Unbegründet ist der Einwand des Klägers, die Verjährung habe gemäss
Art. 134 Abs. 1 Ziff. 6 OR
bis zum 9. März 1977 geruht, da ihm erst zu diesem Zeitpunkt die Verantwortlichkeitsansprüche abgetreten und damit deren gerichtliche Geltendmachung ermöglicht worden sei. Für seine Auffassung kann sich der Kläger zwar auf BÜRGI/NORDMANN (a.a.O., N. 13 zu
Art. 760 OR
) berufen. Der Anwendung von
Art. 134 Abs. 1 Ziff. 6 OR
auf Fälle wie den vorliegenden steht jedoch die Tatsache entgegen, dass die Konkursverwaltung gemäss
Art. 756 Abs. 1 OR
schon ab dem Zeitpunkt der Konkurseröffnung berechtigt ist, den mittelbaren Schaden der Gesellschaftsgläubiger gegenüber den Verantwortlichen geltend zu machen (FORSTMOSER, a.a.O., S. 165 f.

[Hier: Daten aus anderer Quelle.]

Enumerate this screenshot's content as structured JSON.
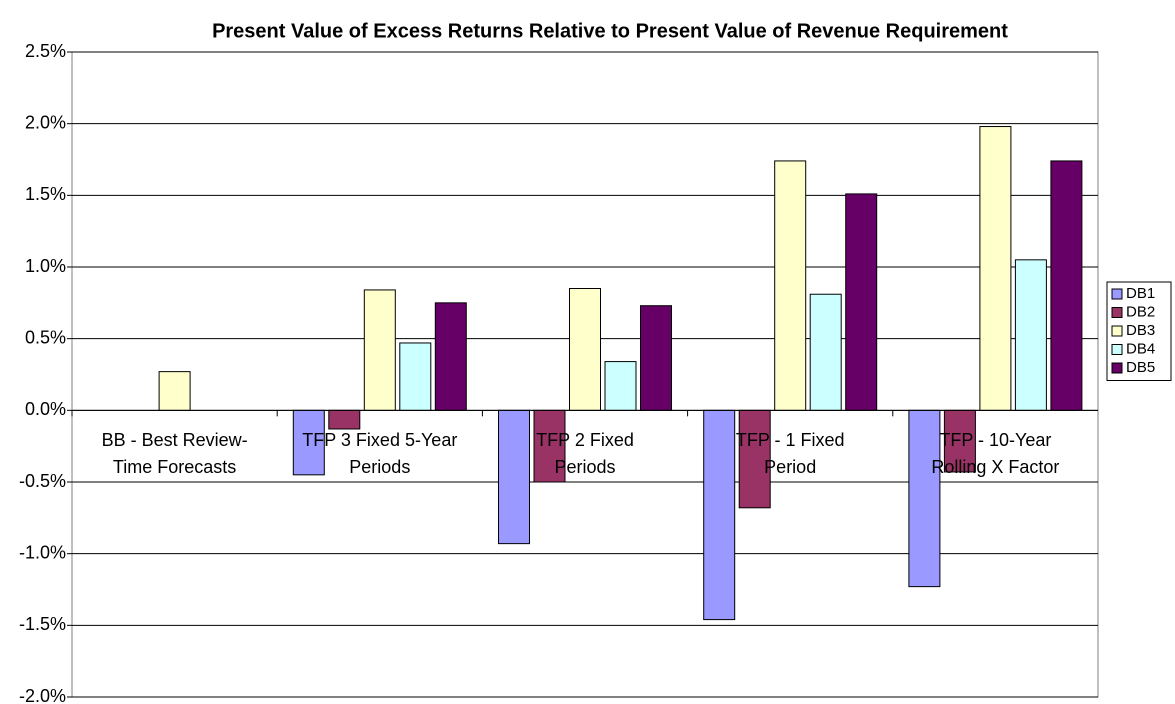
{
  "chart_data": {
    "type": "bar",
    "title": "Present Value of Excess Returns Relative to Present Value of Revenue Requirement",
    "categories": [
      "BB - Best Review-Time Forecasts",
      "TFP 3 Fixed 5-Year Periods",
      "TFP 2 Fixed Periods",
      "TFP - 1 Fixed Period",
      "TFP - 10-Year Rolling X Factor"
    ],
    "series": [
      {
        "name": "DB1",
        "color": "#9999ff",
        "values": [
          0,
          -0.45,
          -0.93,
          -1.46,
          -1.23
        ]
      },
      {
        "name": "DB2",
        "color": "#993366",
        "values": [
          0,
          -0.13,
          -0.5,
          -0.68,
          -0.43
        ]
      },
      {
        "name": "DB3",
        "color": "#ffffcc",
        "values": [
          0.27,
          0.84,
          0.85,
          1.74,
          1.98
        ]
      },
      {
        "name": "DB4",
        "color": "#ccffff",
        "values": [
          0,
          0.47,
          0.34,
          0.81,
          1.05
        ]
      },
      {
        "name": "DB5",
        "color": "#660066",
        "values": [
          0,
          0.75,
          0.73,
          1.51,
          1.74
        ]
      }
    ],
    "ylim": [
      -2.0,
      2.5
    ],
    "yticks": [
      {
        "value": -2.0,
        "label": "-2.0%"
      },
      {
        "value": -1.5,
        "label": "-1.5%"
      },
      {
        "value": -1.0,
        "label": "-1.0%"
      },
      {
        "value": -0.5,
        "label": "-0.5%"
      },
      {
        "value": 0.0,
        "label": "0.0%"
      },
      {
        "value": 0.5,
        "label": "0.5%"
      },
      {
        "value": 1.0,
        "label": "1.0%"
      },
      {
        "value": 1.5,
        "label": "1.5%"
      },
      {
        "value": 2.0,
        "label": "2.0%"
      },
      {
        "value": 2.5,
        "label": "2.5%"
      }
    ],
    "grid": true,
    "legend": "right"
  }
}
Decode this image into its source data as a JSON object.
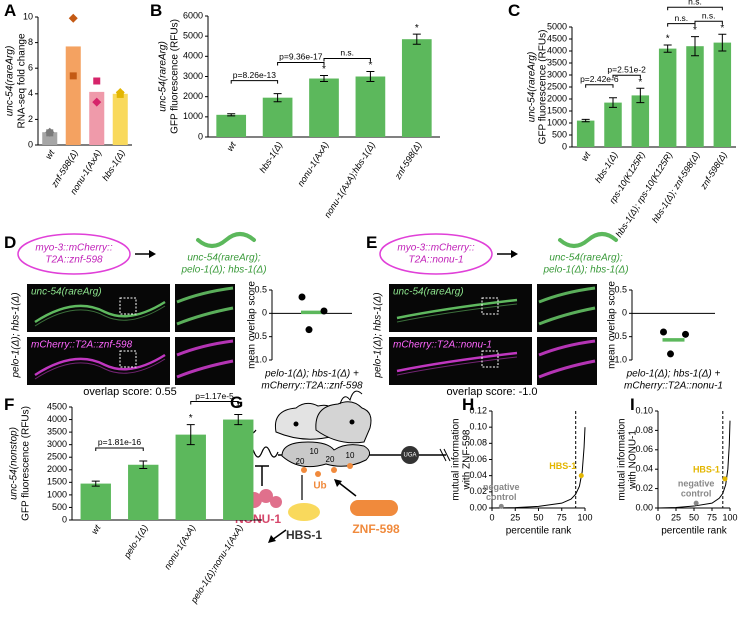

Rz. 509 f.). Dass normalerweise erst die zweite Gläubigerversammlung über die Führung eines Verantwortlichkeitsprozesses durch die Konkursmasse entscheidet, ist ein Umstand in der Person des zur Geltendmachung der Ansprüche Berechtigten und damit im Hinblick auf
Art. 134 Abs. 1 Ziff. 6 OR
unbeachtlich (
BGE 90 II 440
). Im übrigen ist die Konkursverwaltung verpflichtet, ab dem Zeitpunkt der Konkurseröffnung alle zur Erhaltung der Masse erforderlichen Vorkehren zu treffen (
Art. 240 SchKG
), wozu auch die rechtzeitige Unterbrechung der Verjährung für Verantwortlichkeitsansprüche gehört. Die Gläubiger haben daher ohne weiteres die Möglichkeit, die Konkursverwaltung zur Vornahme geeigneter Unterbrechungshandlungen anzuhalten. Dass der Kläger dies unterlassen hat, hat er sich selbst zuzuschreiben. Ausserdem lief die Verjährungsfrist im vorliegenden Fall erst neun Monate nach der Abtretung der Ansprüche an den Kläger ab.